The Sunday Observer reported criticisms that Mpendulo Simelane, aged 39, who was appointed to the High Court bench in February 2014, was not properly qualified to be a High Court judge.
The Observer is in effect owned by King Mswati III who rules Swaziland as sub-Saharan Africa’s last absolute monarch. The King chooses the judges in his kingdom and the article could be seen as an indirect criticism of the King’s decision.
Welcome Dlamini wrote in the Observer under the headline Mpendulo Simelane: Is he fit to Judge? ‘However, his [Simelane’s] appointment has been met with a lot of misgivings by the legal fraternity which feels he is not yet ripe for the position. The Sunday Observer has it in authority that even some of the judges are not happy with Mpendulo Simelane being appointed to be part of them.’
He added, ‘An impeccable source within the judiciary said it was well known that Simelane’s appointment had not gone down well with his colleagues even though there was nothing they could do about it.
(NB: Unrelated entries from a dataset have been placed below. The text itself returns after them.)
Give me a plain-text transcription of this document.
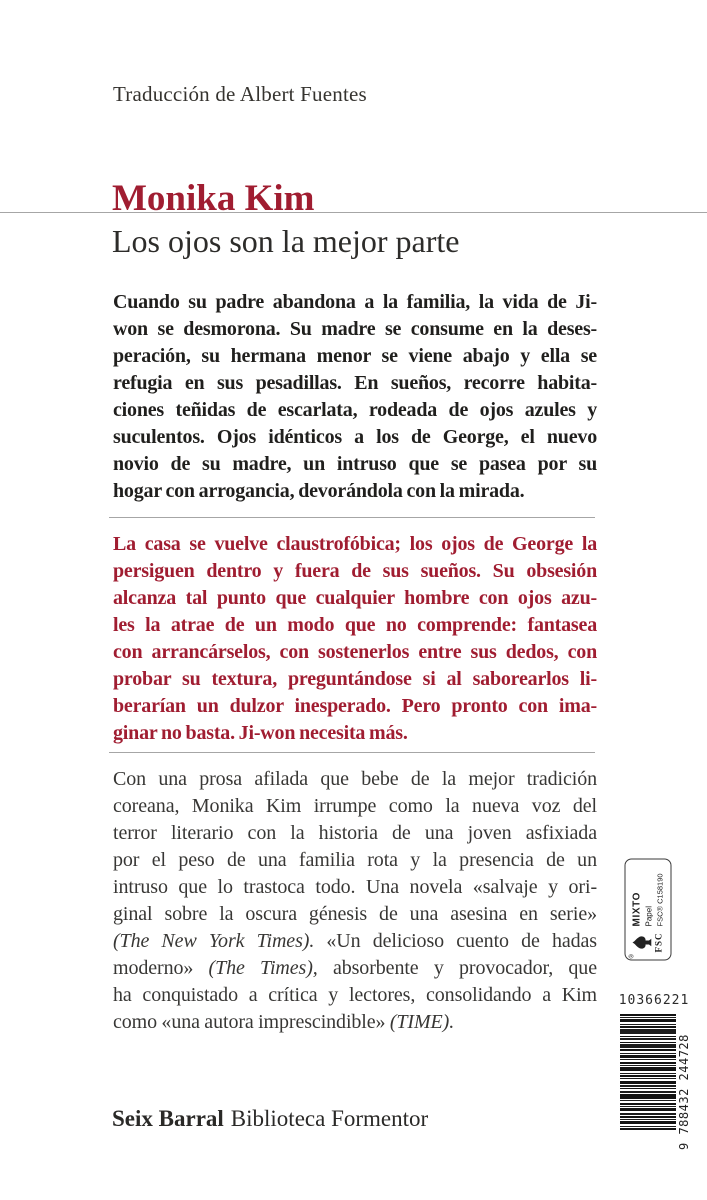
Traducción de Albert Fuentes
Monika Kim
Los ojos son la mejor parte
Cuando su padre abandona a la familia, la vida de Ji-
won se desmorona. Su madre se consume en la deses-
peración, su hermana menor se viene abajo y ella se
refugia en sus pesadillas. En sueños, recorre habita-
ciones teñidas de escarlata, rodeada de ojos azules y
suculentos. Ojos idénticos a los de George, el nuevo
novio de su madre, un intruso que se pasea por su
hogar con arrogancia, devorándola con la mirada.
La casa se vuelve claustrofóbica; los ojos de George la
persiguen dentro y fuera de sus sueños. Su obsesión
alcanza tal punto que cualquier hombre con ojos azu-
les la atrae de un modo que no comprende: fantasea
con arrancárselos, con sostenerlos entre sus dedos, con
probar su textura, preguntándose si al saborearlos li-
berarían un dulzor inesperado. Pero pronto con ima-
ginar no basta. Ji-won necesita más.
Con una prosa afilada que bebe de la mejor tradición
coreana, Monika Kim irrumpe como la nueva voz del
terror literario con la historia de una joven asfixiada
por el peso de una familia rota y la presencia de un
intruso que lo trastoca todo. Una novela «salvaje y ori-
ginal sobre la oscura génesis de una asesina en serie»
(The New York Times). «Un delicioso cuento de hadas
moderno» (The Times), absorbente y provocador, que
ha conquistado a crítica y lectores, consolidando a Kim
como «una autora imprescindible» (TIME).
®
FSC
MIXTO Papel FSC® C158190
10366221
9 788432 244728
Seix Barral Biblioteca Formentor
‘“Some of the judges feel he does not yet qualify to be a judge. As a judge, you have to write judgments that will stand their ground throughout the world. Judgments are important because they become a point of reference for other countries. Is Simelane fit to write such judgments? Some of the judges don’t think so,” said the source.’
‘Further, said the source: “The judges would have preferred that the post should have been advertised because there are a lot of lawyers and magistrates who are senior and have the necessary qualifications to be appointed judges. With Simelane, he did not compete with anyone for the position. It was sort of a reward.”
‘Constitutionally, a person has to meet one of three requirements in order to be appointed judge of the kingdom’s High Court. That person should either have been “a legal practitioner, barrister or advocate of not less than ten years practice in Swaziland or any part of the Commonwealth or the Republic of Ireland”.
‘Or, that person should have served as “a judge of a superior court of unlimited jurisdiction in civil and criminal matters in any part of the Commonwealth or the Republic of Ireland for a period of not less than five years”.
‘Alternatively, that individual should have either been a legal practitioner, barrister or advocate and a judge of a superior court as stated above for a combined period of such practice and service of not less than ten years.
‘Judge Mpendulo Simelane, according to another source within the legal fraternity, does not meet any of these requirements.
‘“Yes, he was admitted as an attorney 10 years ago but he served for only five years before he was appointed registrar of the High Court and that position cannot be classified as being a legal practitioner,” said the source.’
The publication by the Observer of direct questions about the competence of a judge comes two weeks after Bheki Makhubu, the editor of the Nation magazine and human rights lawyer Thulani Maseko were arrested and charged with writing and publishing articles critical of Swaziland Chief Justice Michael Ramodibedi.
The two men have been remanded in custody awaiting trial.
Their arrest has led to an outcry across the world with many human rights organisations calling for their immediate release. Amnesty International has named both men ‘prisoners of conscience.’
Earlier this year, the Sunday Observer was forced to publish an abject apology after it published a criticism of the judiciary. In its apology the newspaper said. ‘[It] is not the intention of the Swazi Observer and its newspapers to disregard the independence of the judiciary, but to be seen to assisting it uphold the rule of law in the country’.